Additional Feedback: * Line 10: I was a little confused by the last sentence, is this say that the convergence bound of the algorithm depends only logarithmically on the size of the state space? * Line 167: I believe the norm equivalence can be arbitrarily large, it just is finite for any two norms (i.e. it depends on more than a universal constant unless the constant in turn is allowed to depend on the norm). It would be beneficial to elaborate on this. * Line 210: the theorem depends on the alphas of the previous section and therefore referring to these would be beneficial.


Review 3

Summary and Contributions: The paper focused on the problem of stochastic approximation with non-smooth contraction mapping. The authors designed smooth Lyapunov function using the generalized Moreau Envelope to get finite-sample bounds. As an application, the authors proved that synchronous V-trace algorithm has finite-sample bounds. After feedback: Although I still think the proposed SA algorithm is not suitable for V-trace, the technique in SA is novel, especially using a smooth convex envelope to derive meaningful convergence rate. I believe this technique will inspire valuable ideas in designing SA algorithms. Also it is possible to derive sample complexity bound for other RL algorithms by this SA analysis. So I increase my rating from weak reject to weak accept.

Strengths: 1. The author constructed smooth relaxation for the original non-smooth Lyapunov function using Generalized Moreau Envelope. Based on this, they derived single-step contractive inequality for the relaxed Lyapunov function and obtained meaningful convergence rate. Besides, they provided a detailed analysis for the convergence rate with different stepsizes. In particular, their bounds have logarithmic dependence on the dimension. It is also notable that the noise in their setting could scale linearly as X.

Weaknesses: 1. In general, one can hardly play synchronous V-trace algorithm because the state distribution of the off-policy data can be really bad. It is also not proper to claim that the sample bounds is logarithmic in S because in each round the proposed algorithm needs at least S trajectories. 2. As far as I understand, in IMPALA, one needs to compute V_{\pi_{\bar{\rho}}} to approximate V_{\pi}. To reduce the approximation error, one should set \bar{\rho} sufficiently large. However, the sample bound in Theorem 3.1 depends on \bar{\rho} polynomially. So one can hardly say that the approximation is efficient. So I think the result about V-trace is not significant.

Correctness: Yes.

Clarity: Overall, the paper is well written and the proof is easy to follow.
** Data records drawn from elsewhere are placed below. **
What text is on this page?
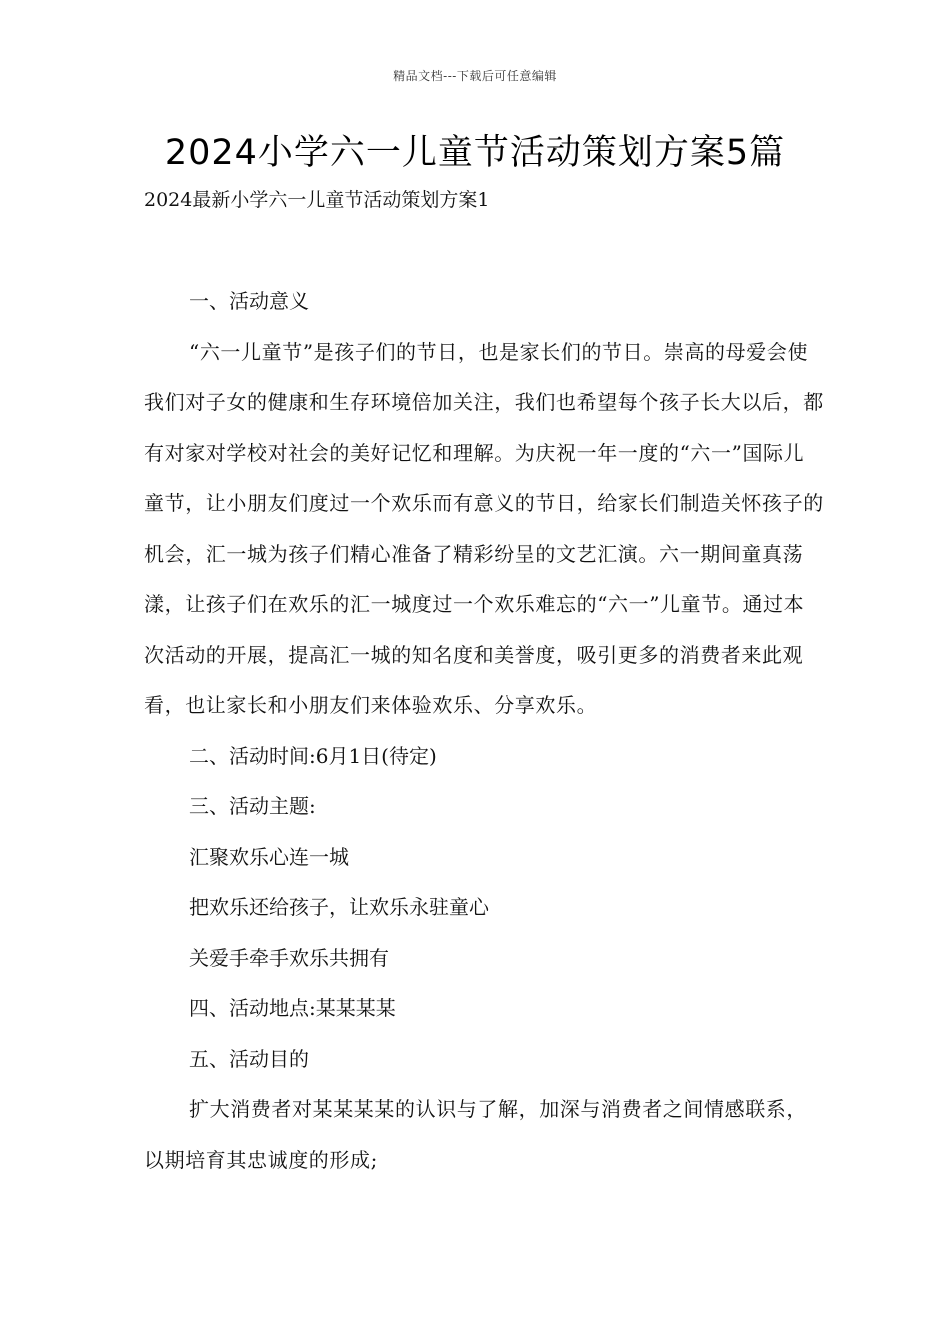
精品文档---下载后可任意编辑
2024小学六一儿童节活动策划方案5篇
2024最新小学六一儿童节活动策划方案1

一、活动意义

“六一儿童节”是孩子们的节日，也是家长们的节日。崇高的母爱会使我们对子女的健康和生存环境倍加关注，我们也希望每个孩子长大以后，都有对家对学校对社会的美好记忆和理解。为庆祝一年一度的“六一”国际儿童节，让小朋友们度过一个欢乐而有意义的节日，给家长们制造关怀孩子的机会，汇一城为孩子们精心准备了精彩纷呈的文艺汇演。六一期间童真荡漾，让孩子们在欢乐的汇一城度过一个欢乐难忘的“六一”儿童节。通过本次活动的开展，提高汇一城的知名度和美誉度，吸引更多的消费者来此观看，也让家长和小朋友们来体验欢乐、分享欢乐。

二、活动时间:6月1日(待定)

三、活动主题:

汇聚欢乐心连一城

把欢乐还给孩子，让欢乐永驻童心

关爱手牵手欢乐共拥有

四、活动地点:某某某某

五、活动目的

扩大消费者对某某某某的认识与了解，加深与消费者之间情感联系，以期培育其忠诚度的形成;
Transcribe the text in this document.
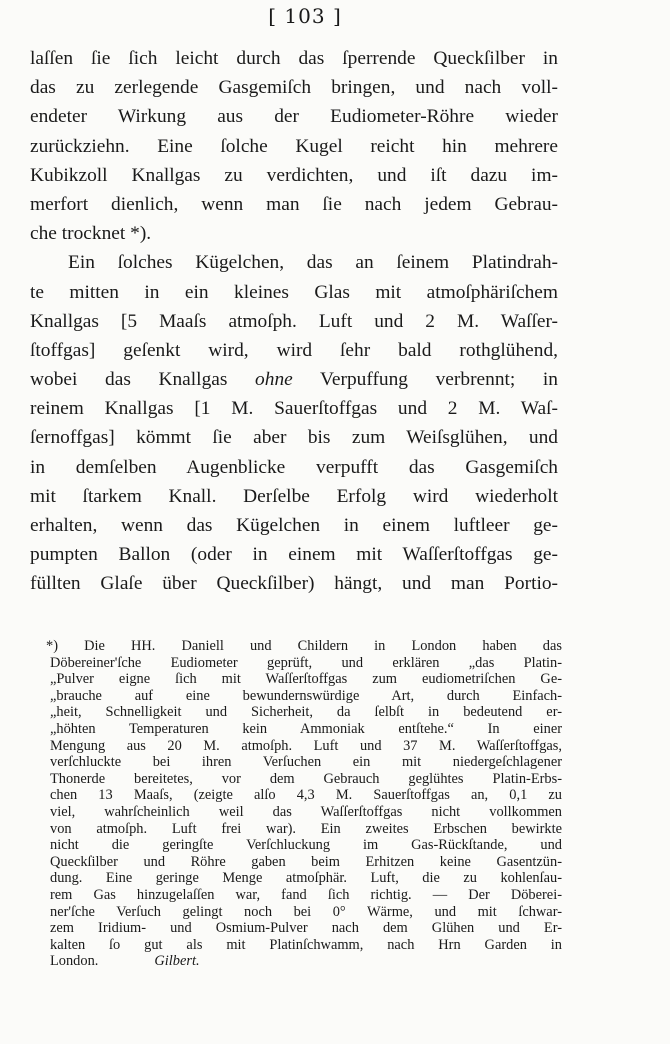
[ 103 ]
laſſen ſie ſich leicht durch das ſperrende Queckſilber in
das zu zerlegende Gasgemiſch bringen, und nach voll-
endeter Wirkung aus der Eudiometer-Röhre wieder
zurückziehn. Eine ſolche Kugel reicht hin mehrere
Kubikzoll Knallgas zu verdichten, und iſt dazu im-
merfort dienlich, wenn man ſie nach jedem Gebrau-
che trocknet *).
Ein ſolches Kügelchen, das an ſeinem Platindrah-
te mitten in ein kleines Glas mit atmoſphäriſchem
Knallgas [5 Maaſs atmoſph. Luft und 2 M. Waſſer-
ſtoffgas] geſenkt wird, wird ſehr bald rothglühend,
wobei das Knallgas ohne Verpuffung verbrennt; in
reinem Knallgas [1 M. Sauerſtoffgas und 2 M. Waſ-
ſernoffgas] kömmt ſie aber bis zum Weiſsglühen, und
in demſelben Augenblicke verpufft das Gasgemiſch
mit ſtarkem Knall. Derſelbe Erfolg wird wiederholt
erhalten, wenn das Kügelchen in einem luftleer ge-
pumpten Ballon (oder in einem mit Waſſerſtoffgas ge-
füllten Glaſe über Queckſilber) hängt, und man Portio-
*) Die HH. Daniell und Childern in London haben das
Döbereiner'ſche Eudiometer geprüft, und erklären „das Platin-
„Pulver eigne ſich mit Waſſerſtoffgas zum eudiometriſchen Ge-
„brauche auf eine bewundernswürdige Art, durch Einfach-
„heit, Schnelligkeit und Sicherheit, da ſelbſt in bedeutend er-
„höhten Temperaturen kein Ammoniak entſtehe.“ In einer
Mengung aus 20 M. atmoſph. Luft und 37 M. Waſſerſtoffgas,
verſchluckte bei ihren Verſuchen ein mit niedergeſchlagener
Thonerde bereitetes, vor dem Gebrauch geglühtes Platin-Erbs-
chen 13 Maaſs, (zeigte alſo 4,3 M. Sauerſtoffgas an, 0,1 zu
viel, wahrſcheinlich weil das Waſſerſtoffgas nicht vollkommen
von atmoſph. Luft frei war). Ein zweites Erbschen bewirkte
nicht die geringſte Verſchluckung im Gas-Rückſtande, und
Queckſilber und Röhre gaben beim Erhitzen keine Gasentzün-
dung. Eine geringe Menge atmoſphär. Luft, die zu kohlenſau-
rem Gas hinzugelaſſen war, fand ſich richtig. — Der Döberei-
ner'ſche Verſuch gelingt noch bei 0° Wärme, und mit ſchwar-
zem Iridium- und Osmium-Pulver nach dem Glühen und Er-
kalten ſo gut als mit Platinſchwamm, nach Hrn Garden in
London.	Gilbert.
Relation to Prior Work: Yes. This work considered non-smooth contraction function (e.g. L_{infty} norm) for stochastic approximation, while previous work mainly focused on the smooth ones.

Reproducibility: Yes

Additional Feedback: 1. As mentioned above, I think V-trace might not be a good application case for the proposed algorithm. That said, I hope you can provide the sample bounds for the gap between V_k and V_{\pi}. 2. In line 356-363, you mentioned how to choose \bar{c}. In general, if T is large, more samples (not trajectories) are needed. So could you provide analysis about how to minimize the number of samples?